Plan: | De Groote Wielen |
---|---|
Status: | vastgesteld |
Plantype: | bestemmingsplan |
IMRO-idn: | NL.IMRO.0796.0002048-1401 |
Stedenbouwkundig plan De Groote Vliet
Het bedrijvenpark De Groote Vliet vormt samen met de aangrenzende Sport- en Recreatiezone de zuidelijke begrenzing van de woonwijk De Groote Wielen. Het bedrijvenpark is direct gesitueerd aan de westelijke ontsluitingsweg van De Groote Wielen, de Blauwe Sluisweg, op geringe afstand van de A2 en het toekomstige tracé van de Zuid-Willemsvaart. Het terrein ligt temidden van het groen en nabij de woongebieden de Overlaet en De Groote Wielen met een goede aansluiting op het fietspadennet en de openbaar vervoersverbinding met het centraal station en het centrum van 's-Hertogenbosch. De bovengenoemde elementen zijn redenen om De Groote Vliet te ervaren als de entree van De Groote Wielen en daarvoor stedenbouwkundig en architectonisch in te zetten op een hoog kwaliteitsniveau. Het is een kwalitatief hoogwaardig bedrijvenpark met uitstraling.
Het bedrijvenpark De Groote Vliet bestaat uit twee verschillende gebieden. Het grootste en meest noordelijk gelegen gebied tussen Het Hooghemaal en de Annenburgweg en de twee zuidelijke deelgebieden ten zuiden daarvan.
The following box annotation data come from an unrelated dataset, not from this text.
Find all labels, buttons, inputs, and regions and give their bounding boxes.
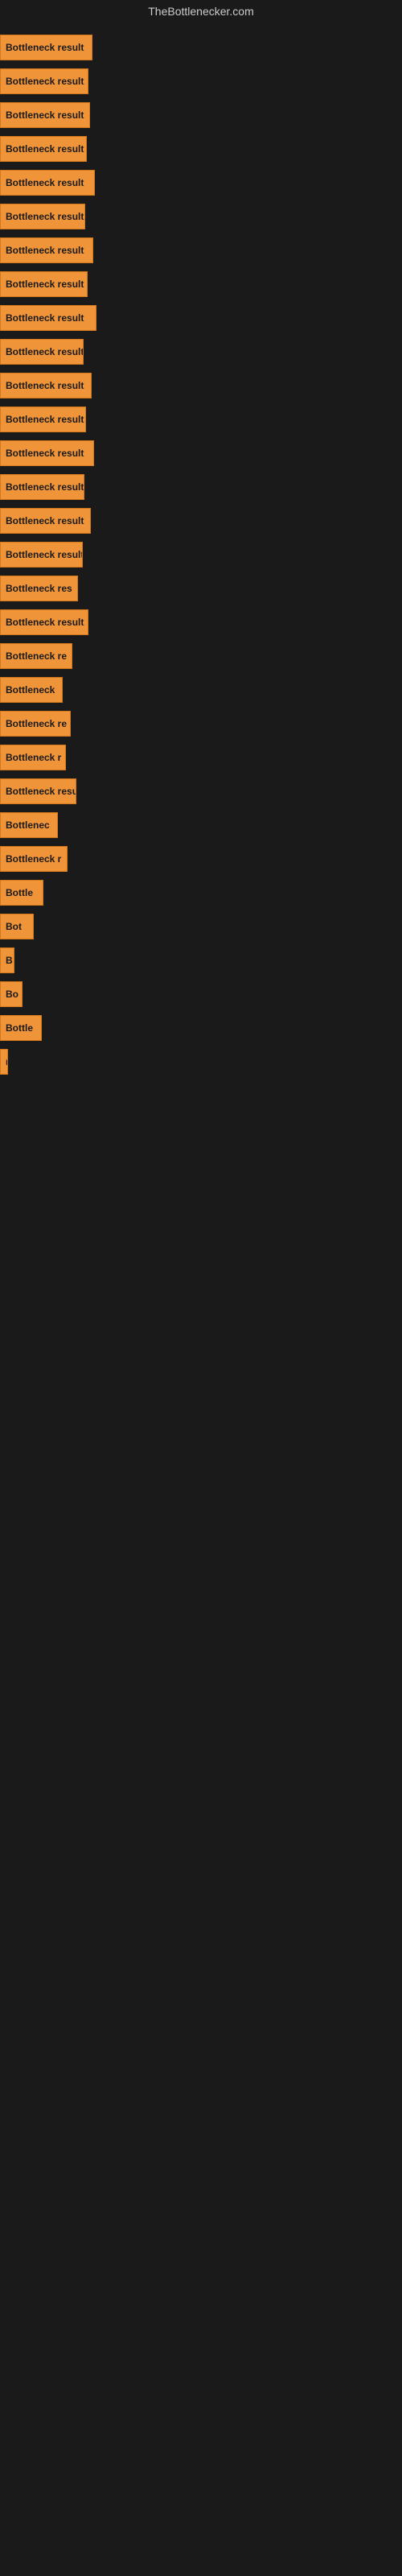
bar-label: Bottleneck result (6, 211, 84, 222)
bottleneck-bar[interactable]: Bottle (0, 880, 43, 906)
bar-row: Bottleneck result (0, 605, 402, 639)
bar-label: Bottleneck (6, 684, 55, 696)
bar-row: Bottleneck result (0, 301, 402, 335)
bar-row: Bottleneck result (0, 335, 402, 369)
bar-row: Bottleneck result (0, 132, 402, 166)
bar-label: Bottlenec (6, 819, 50, 831)
bar-label: Bottleneck result (6, 481, 84, 493)
bar-label: Bottleneck re (6, 650, 67, 662)
bottleneck-bar[interactable]: Bottleneck result (0, 237, 93, 263)
bar-row: n (0, 1045, 402, 1079)
bar-row: Bottleneck re (0, 707, 402, 741)
bar-row: Bottleneck resu (0, 774, 402, 808)
bar-row: Bottleneck result (0, 31, 402, 64)
bar-row: Bottleneck result (0, 470, 402, 504)
bar-row: Bottleneck result (0, 436, 402, 470)
bottleneck-bar[interactable]: Bottleneck result (0, 136, 87, 162)
bar-label: Bottleneck result (6, 414, 84, 425)
bottleneck-bar[interactable]: B (0, 947, 14, 973)
bar-row: Bottleneck (0, 673, 402, 707)
bottleneck-bar[interactable]: Bottleneck result (0, 102, 90, 128)
bar-label: Bottleneck result (6, 279, 84, 290)
bottleneck-bar[interactable]: Bottleneck result (0, 204, 85, 229)
bar-label: Bottle (6, 887, 33, 898)
bar-label: Bottleneck res (6, 583, 72, 594)
bottleneck-bar[interactable]: Bottlenec (0, 812, 58, 838)
bottleneck-bar[interactable]: Bottleneck (0, 677, 63, 703)
bottleneck-bar[interactable]: Bottleneck resu (0, 778, 76, 804)
bar-row: Bottleneck result (0, 267, 402, 301)
bar-label: Bottleneck result (6, 448, 84, 459)
bar-row: Bottleneck result (0, 98, 402, 132)
bar-label: Bottleneck result (6, 312, 84, 324)
bottleneck-bar[interactable]: Bottleneck result (0, 407, 86, 432)
bar-row: Bot (0, 910, 402, 943)
bottleneck-bar[interactable]: Bottleneck result (0, 542, 83, 568)
bar-label: Bottleneck result (6, 617, 84, 628)
bar-row: Bottleneck result (0, 233, 402, 267)
bar-row: Bottle (0, 1011, 402, 1045)
bar-label: Bo (6, 989, 18, 1000)
bottleneck-bar[interactable]: Bottleneck result (0, 609, 88, 635)
bars-container: Bottleneck result Bottleneck result Bottle… (0, 23, 402, 1087)
bottleneck-bar[interactable]: Bottleneck re (0, 643, 72, 669)
bar-label: Bottleneck result (6, 109, 84, 121)
bar-row: Bottleneck re (0, 639, 402, 673)
bar-row: Bottleneck res (0, 572, 402, 605)
bar-row: Bottleneck result (0, 64, 402, 98)
bar-label: Bottleneck result (6, 143, 84, 155)
bar-label: Bottleneck result (6, 245, 84, 256)
bar-row: Bottleneck r (0, 741, 402, 774)
bottleneck-bar[interactable]: Bottleneck result (0, 271, 88, 297)
bottleneck-bar[interactable]: Bo (0, 981, 23, 1007)
bar-label: Bottleneck result (6, 346, 84, 357)
bar-row: Bottleneck result (0, 369, 402, 402)
bar-row: Bo (0, 977, 402, 1011)
bar-row: Bottleneck result (0, 504, 402, 538)
bar-label: Bottleneck result (6, 42, 84, 53)
bar-row: Bottle (0, 876, 402, 910)
bar-label: Bottleneck resu (6, 786, 76, 797)
bar-row: Bottleneck result (0, 200, 402, 233)
bar-label: Bottleneck result (6, 549, 83, 560)
bottleneck-bar[interactable]: Bottleneck result (0, 440, 94, 466)
bottleneck-bar[interactable]: Bottleneck result (0, 35, 92, 60)
bar-label: Bottleneck r (6, 853, 61, 865)
bar-label: Bottleneck re (6, 718, 67, 729)
bar-row: Bottleneck result (0, 402, 402, 436)
bar-row: Bottleneck r (0, 842, 402, 876)
bar-row: Bottleneck result (0, 166, 402, 200)
bottleneck-bar[interactable]: Bottleneck r (0, 846, 68, 872)
site-title: TheBottlenecker.com (0, 0, 402, 23)
bar-label: Bot (6, 921, 22, 932)
bar-row: Bottleneck result (0, 538, 402, 572)
bottleneck-bar[interactable]: Bottleneck r (0, 745, 66, 770)
bottleneck-bar[interactable]: Bottleneck result (0, 68, 88, 94)
bottleneck-bar[interactable]: Bottleneck result (0, 305, 96, 331)
bar-label: Bottleneck result (6, 76, 84, 87)
bottleneck-bar[interactable]: Bottleneck res (0, 576, 78, 601)
bottleneck-bar[interactable]: Bottleneck result (0, 170, 95, 196)
bar-label: Bottleneck result (6, 515, 84, 526)
bottleneck-bar[interactable]: Bottleneck result (0, 508, 91, 534)
bar-label: Bottleneck result (6, 177, 84, 188)
bottleneck-bar[interactable]: Bottleneck result (0, 339, 84, 365)
bar-row: B (0, 943, 402, 977)
bar-label: Bottle (6, 1022, 33, 1034)
bottleneck-bar[interactable]: Bottleneck result (0, 474, 84, 500)
bar-label: B (6, 955, 13, 966)
bottleneck-bar[interactable]: Bot (0, 914, 34, 939)
bottleneck-bar[interactable]: n (0, 1049, 8, 1075)
bar-row: Bottlenec (0, 808, 402, 842)
bar-label: Bottleneck result (6, 380, 84, 391)
bottleneck-bar[interactable]: Bottle (0, 1015, 42, 1041)
bottleneck-bar[interactable]: Bottleneck result (0, 373, 92, 398)
bar-label: n (6, 1056, 8, 1067)
bar-label: Bottleneck r (6, 752, 61, 763)
bottleneck-bar[interactable]: Bottleneck re (0, 711, 71, 737)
Het noordelijke deel van bedrijvenpark De Groote Vliet vormt samen met het helofytenfilter de kop van de geledingszone tussen de woonwijken de Overlaet en De Groote Wielen. Deze geledingszone wordt voornamelijk ingericht als sport- en recreatiezone voor De Groote Wielen en zal een open en groen karakter krijgen. Het bedrijvenpark vormt daarop een uitzondering. Door de compacte opzet wordt een groot contrast gerealiseerd tussen de bedrijfsbebouwing en het groen in en om het bedrijvenpark. De ligging van het bedrijvenpark temidden van het groen wordt benadrukt door een parkachtige inrichting waarbij de verharding zoveel mogelijk tot een minimum is beperkt. Naast de strakke, moderne bedrijfsbebouwing wordt het beeld bepaald door het groen. Het centrale element is de groene scheg, een gebied van circa 15.000 m², dat een parkfunctie heeft voor zowel de werknemers als de bezoekers van De Groote Vliet. Door de goede langzaam verkeersverbindingen is het tevens toegankelijk voor bewoners van de omliggende woonbuurten. De groene scheg heeft tevens een functie als waterberging en afvoer van het regenwater dat op het verhard oppervlak van het bedrijvenpark valt. Het overtollige water wordt via greppels en goten afgevoerd naar de Lage Ring.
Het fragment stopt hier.